蕭侯字字都切齒拊心,嬴妲聽見了只縮了下白嫩的雪頸,便起身退了下去,“父親歇息吧,兒媳去照看平兒。”
嬴妲走后,蕭侯在身后氣急敗壞撓椅背,頭擱在椅背上想著,長此以往下去,蕭弋舟將忠臣名聲敗光,只為蕭家留下個背棄信義的惡名,還要自己背負,這豈不是太冤了?他困囿于府中,平白擔了惡名怎么能行!
當下他收拾包袱起身出門,果如嬴妲所說,沒人阻攔,去留由他。
嬴妲正為兒子喂奶,便聽說蕭侯出門去了,她輕盈淺笑朝周氏說道:“侯爺是閑不住的人,但我不覺得他還會與夫君為難。”
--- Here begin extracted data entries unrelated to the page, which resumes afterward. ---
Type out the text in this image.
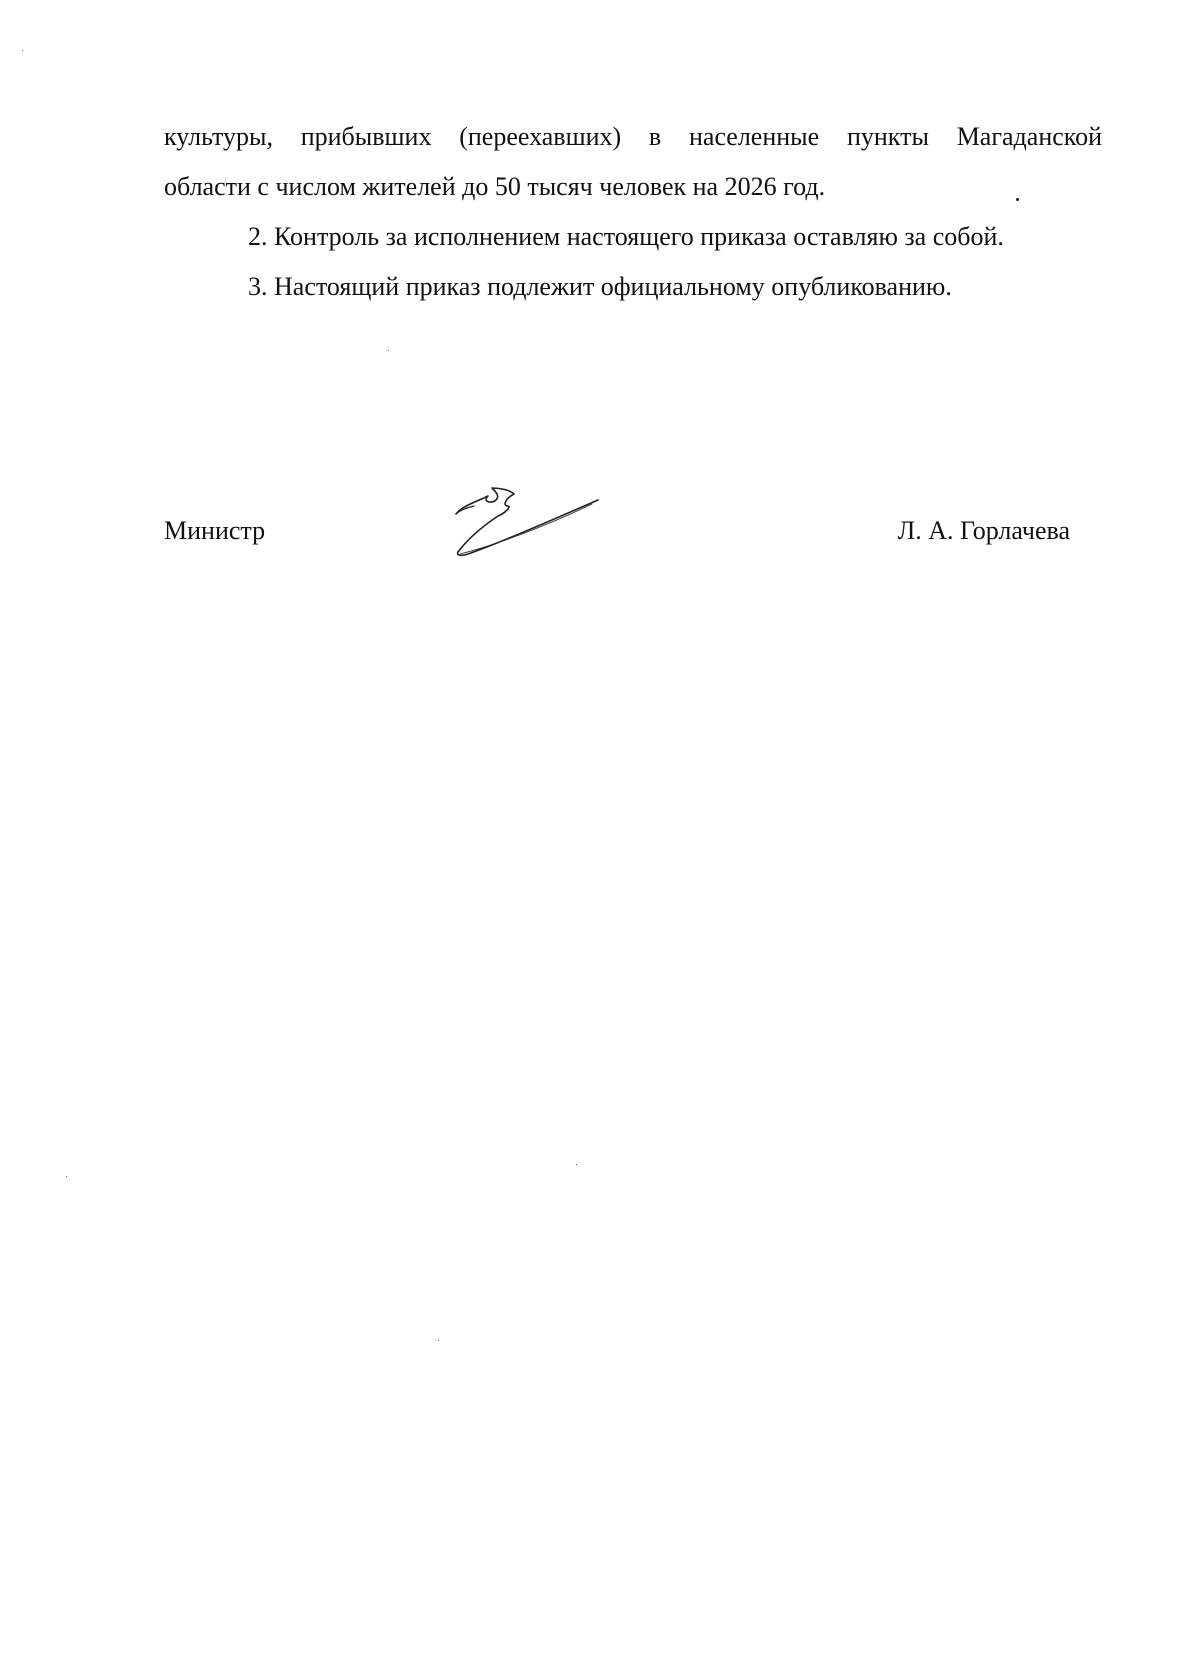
культуры, прибывших (переехавших) в населенные пункты Магаданской
области с числом жителей до 50 тысяч человек на 2026 год.

2. Контроль за исполнением настоящего приказа оставляю за собой.

3. Настоящий приказ подлежит официальному опубликованию.

Министр	Л. А. Горлачева
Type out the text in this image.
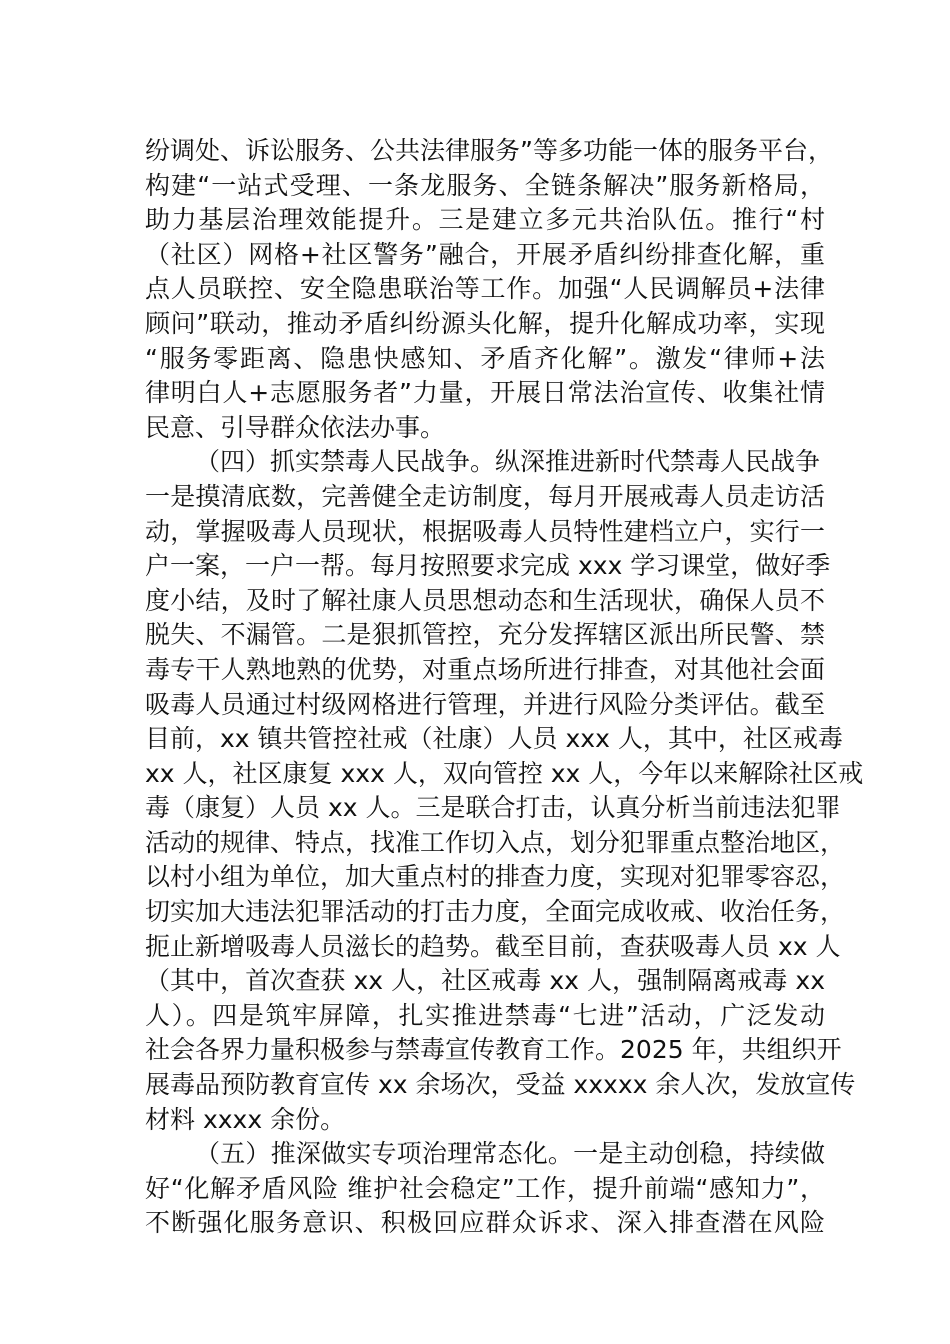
纷调处、诉讼服务、公共法律服务”等多功能一体的服务平台，
构建“一站式受理、一条龙服务、全链条解决”服务新格局，
助力基层治理效能提升。三是建立多元共治队伍。推行“村
（社区）网格+社区警务”融合，开展矛盾纠纷排查化解，重
点人员联控、安全隐患联治等工作。加强“人民调解员+法律
顾问”联动，推动矛盾纠纷源头化解，提升化解成功率，实现
“服务零距离、隐患快感知、矛盾齐化解”。激发“律师+法
律明白人+志愿服务者”力量，开展日常法治宣传、收集社情
民意、引导群众依法办事。
（四）抓实禁毒人民战争。纵深推进新时代禁毒人民战争
一是摸清底数，完善健全走访制度，每月开展戒毒人员走访活
动，掌握吸毒人员现状，根据吸毒人员特性建档立户，实行一
户一案，一户一帮。每月按照要求完成 xxx 学习课堂，做好季
度小结，及时了解社康人员思想动态和生活现状，确保人员不
脱失、不漏管。二是狠抓管控，充分发挥辖区派出所民警、禁
毒专干人熟地熟的优势，对重点场所进行排查，对其他社会面
吸毒人员通过村级网格进行管理，并进行风险分类评估。截至
目前，xx 镇共管控社戒（社康）人员 xxx 人，其中，社区戒毒
xx 人，社区康复 xxx 人，双向管控 xx 人，今年以来解除社区戒
毒（康复）人员 xx 人。三是联合打击，认真分析当前违法犯罪
活动的规律、特点，找准工作切入点，划分犯罪重点整治地区，
以村小组为单位，加大重点村的排查力度，实现对犯罪零容忍，
切实加大违法犯罪活动的打击力度，全面完成收戒、收治任务，
扼止新增吸毒人员滋长的趋势。截至目前，查获吸毒人员 xx 人
（其中，首次查获 xx 人，社区戒毒 xx 人，强制隔离戒毒 xx
人）。四是筑牢屏障，扎实推进禁毒“七进”活动，广泛发动
社会各界力量积极参与禁毒宣传教育工作。2025 年，共组织开
展毒品预防教育宣传 xx 余场次，受益 xxxxx 余人次，发放宣传
材料 xxxx 余份。
（五）推深做实专项治理常态化。一是主动创稳，持续做
好“化解矛盾风险 维护社会稳定”工作，提升前端“感知力”，
不断强化服务意识、积极回应群众诉求、深入排查潜在风险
蕭侯若真是絲毫沒有野心和宏圖遠志的人,當初就不會下水相助夫君大勝夏侯。
不日便有喜報傳來,世子一鼓作氣打下了庸城!
喜報傳回之后,舉城歡慶,嬴妲這個世子妃也被太守請去赴宴,嬴妲酒量不好,只飲了一些果酒,席間太守祝酒時說道:“下官亦是前朝太守,兩代人守了隨城八十年了,世子來時秋毫無犯,容我等在此繼續休養生息,這是大恩,下官沒齒不忘。在此恭祝世子圖南得償,功業千秋。”
他舉著耳杯不問自飲,說話神態已帶了醉意。
嬴妲不說話,只是心中還真是有些詫異。
得道多助,原來還真的有不少人期盼著蕭弋舟成就大業,真心擁戴。
這樣的錦上添花,讓人不可謂不喜,嬴妲忘懷繁冗多飲了幾杯,最后是醉著讓周氏扶上馬車的。
回房之后,周氏添了燈油,將嬴妲安置在榻上,未免酒氣熏了小公子,便將平兒安置在搖籃里,平兒乖巧不鬧,睡得香甜,周氏料理完這一切后,才長長了松了口氣。
蔚云疑惑不解:“世子既已奪下庸城,為何沒有回隨城來接夫人?”
周氏道:“許是世子覺著隨城更安逸,沒有戰禍吧,夫人嘴上不說,心里頭是有埋怨的,不然不能飲這么酒。當初讓世子帶著她來,夫人是費了心思的,沒想到世子還是……”周氏說到此處意味不明地笑了兩聲,拉著蔚云的素手出門去了。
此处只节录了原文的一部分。